If users of IDatabase::nextSequenceValue() are using it for anything other than for retrieving an opaque value to pass to IDatabase::insert() as the value of a column that is using the named sequence to generate auto-incrementing values[1] so that IDatabase::insertId() will correctly return the resulting auto-incremented value, they're using it for something outside of its intended and documented purpose. Such (mis)use does not seem common, and all of the misuses identified so far are easily fixed by not skipping the insertId() call.

If the intended use is the only thing you're using it for, then you should have nothing to worry about. When DatabasePostgres::nextSequenceValue() starts returning null, it will be doing so because DatabasePostgres::insert() and DatabasePostgres::insertId() are prepared to correctly handle receiving null for the column.

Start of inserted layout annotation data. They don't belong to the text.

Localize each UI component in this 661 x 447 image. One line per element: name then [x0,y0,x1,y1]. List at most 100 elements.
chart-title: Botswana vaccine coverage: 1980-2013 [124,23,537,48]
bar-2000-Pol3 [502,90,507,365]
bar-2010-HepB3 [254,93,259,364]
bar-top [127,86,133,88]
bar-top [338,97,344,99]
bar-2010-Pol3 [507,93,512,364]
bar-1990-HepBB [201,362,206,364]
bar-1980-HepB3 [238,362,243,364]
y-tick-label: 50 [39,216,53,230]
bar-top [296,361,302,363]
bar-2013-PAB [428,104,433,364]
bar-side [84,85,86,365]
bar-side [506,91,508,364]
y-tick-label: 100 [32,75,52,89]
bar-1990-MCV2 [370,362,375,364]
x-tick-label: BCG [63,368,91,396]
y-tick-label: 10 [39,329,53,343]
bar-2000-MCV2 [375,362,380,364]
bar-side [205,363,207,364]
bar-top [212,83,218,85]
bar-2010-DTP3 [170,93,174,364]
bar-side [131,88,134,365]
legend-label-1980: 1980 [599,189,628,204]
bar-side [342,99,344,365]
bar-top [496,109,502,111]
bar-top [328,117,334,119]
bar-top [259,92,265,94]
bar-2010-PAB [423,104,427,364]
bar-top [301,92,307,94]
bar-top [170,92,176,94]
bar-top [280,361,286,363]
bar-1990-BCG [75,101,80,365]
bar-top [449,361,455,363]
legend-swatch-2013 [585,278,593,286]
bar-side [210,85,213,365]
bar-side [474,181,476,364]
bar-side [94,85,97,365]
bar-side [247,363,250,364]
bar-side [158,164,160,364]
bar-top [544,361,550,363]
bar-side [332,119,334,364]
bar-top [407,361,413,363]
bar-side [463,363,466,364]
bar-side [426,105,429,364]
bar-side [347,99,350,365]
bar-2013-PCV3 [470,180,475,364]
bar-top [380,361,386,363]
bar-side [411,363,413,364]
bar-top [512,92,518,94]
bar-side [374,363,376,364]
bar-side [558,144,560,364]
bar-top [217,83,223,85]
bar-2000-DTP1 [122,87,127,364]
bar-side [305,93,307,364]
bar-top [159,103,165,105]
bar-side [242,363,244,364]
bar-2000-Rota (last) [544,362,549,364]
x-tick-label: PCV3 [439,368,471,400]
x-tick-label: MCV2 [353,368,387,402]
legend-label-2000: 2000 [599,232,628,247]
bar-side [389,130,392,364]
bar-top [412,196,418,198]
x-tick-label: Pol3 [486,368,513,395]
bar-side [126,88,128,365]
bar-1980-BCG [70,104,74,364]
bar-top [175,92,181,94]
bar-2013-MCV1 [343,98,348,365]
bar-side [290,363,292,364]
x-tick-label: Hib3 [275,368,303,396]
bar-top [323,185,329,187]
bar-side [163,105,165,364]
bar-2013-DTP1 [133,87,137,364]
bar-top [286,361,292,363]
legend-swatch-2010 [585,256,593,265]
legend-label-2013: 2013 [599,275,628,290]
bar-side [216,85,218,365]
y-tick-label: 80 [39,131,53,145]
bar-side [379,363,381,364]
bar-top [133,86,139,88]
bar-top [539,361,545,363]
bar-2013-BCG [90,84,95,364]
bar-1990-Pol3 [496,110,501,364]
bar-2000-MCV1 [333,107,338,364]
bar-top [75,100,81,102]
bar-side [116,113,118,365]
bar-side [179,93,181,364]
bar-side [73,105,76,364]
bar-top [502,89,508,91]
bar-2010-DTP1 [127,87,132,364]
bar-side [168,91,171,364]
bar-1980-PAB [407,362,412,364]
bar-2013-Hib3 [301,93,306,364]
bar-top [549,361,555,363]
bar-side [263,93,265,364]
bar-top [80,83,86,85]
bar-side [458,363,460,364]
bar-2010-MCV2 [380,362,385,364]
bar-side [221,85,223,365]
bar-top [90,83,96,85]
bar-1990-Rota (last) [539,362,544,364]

[1]: In PostgreSQL terms, for 'column' when that is declared column INTEGER NOT NULL DEFAULT nextval('table_column_seq'::regclass) a.k.a. column SERIAL.

  1. Have nextSequenceValue() return some placeholder that insert() (or makeList() or whatever) turns into the DEFAULT keyword.

This was the idea I had. It would be like Database::anyChar(). If any callers intractably need to have array elements for inserting into autoincrement columns, we could introduce Database::defaultValue() which would work the same way except it would not require a sequence name.

  1. Have a before-insert trigger on every SERIAL column that turns NULL into the appropriate sequence value.

:P

I see only a few places in core and deployed extensions where the value returned from nextSequenceValue() is used for something other than being passed to insert(). In all cases, it's assuming a non-null value is the ID it needs and skipping the call to insertId().

Those will need to be fixed.

Change 353182 had a related patch set uploaded (by Anomie; owner: Anomie):
[mediawiki/core@master] Fix usage of $db->nextSequenceValue()

https://gerrit.wikimedia.org/r/353182

Change 353183 had a related patch set uploaded (by Anomie; owner: Anomie):
[mediawiki/extensions/Echo@master] Fix usage of $db->nextSequenceValue()

https://gerrit.wikimedia.org/r/353183

Change 353183 merged by jenkins-bot:
[mediawiki/extensions/Echo@master] Fix usage of $db->nextSequenceValue()

https://gerrit.wikimedia.org/r/353183

Change 353182 merged by jenkins-bot:
[mediawiki/core@master] Fix usage of $db->nextSequenceValue()

https://gerrit.wikimedia.org/r/353182

Change 375011 had a related patch set uploaded (by Anomie; owner: Anomie):
[mediawiki/core@master] Deprecate IDatabase::nextSequenceValue()

https://gerrit.wikimedia.org/r/375011

Change 375011 merged by jenkins-bot:
[mediawiki/core@master] Deprecate IDatabase::nextSequenceValue()

https://gerrit.wikimedia.org/r/375011

Anomie claimed this task.

Well, it's deprecated now, so let's mark this as Resolved.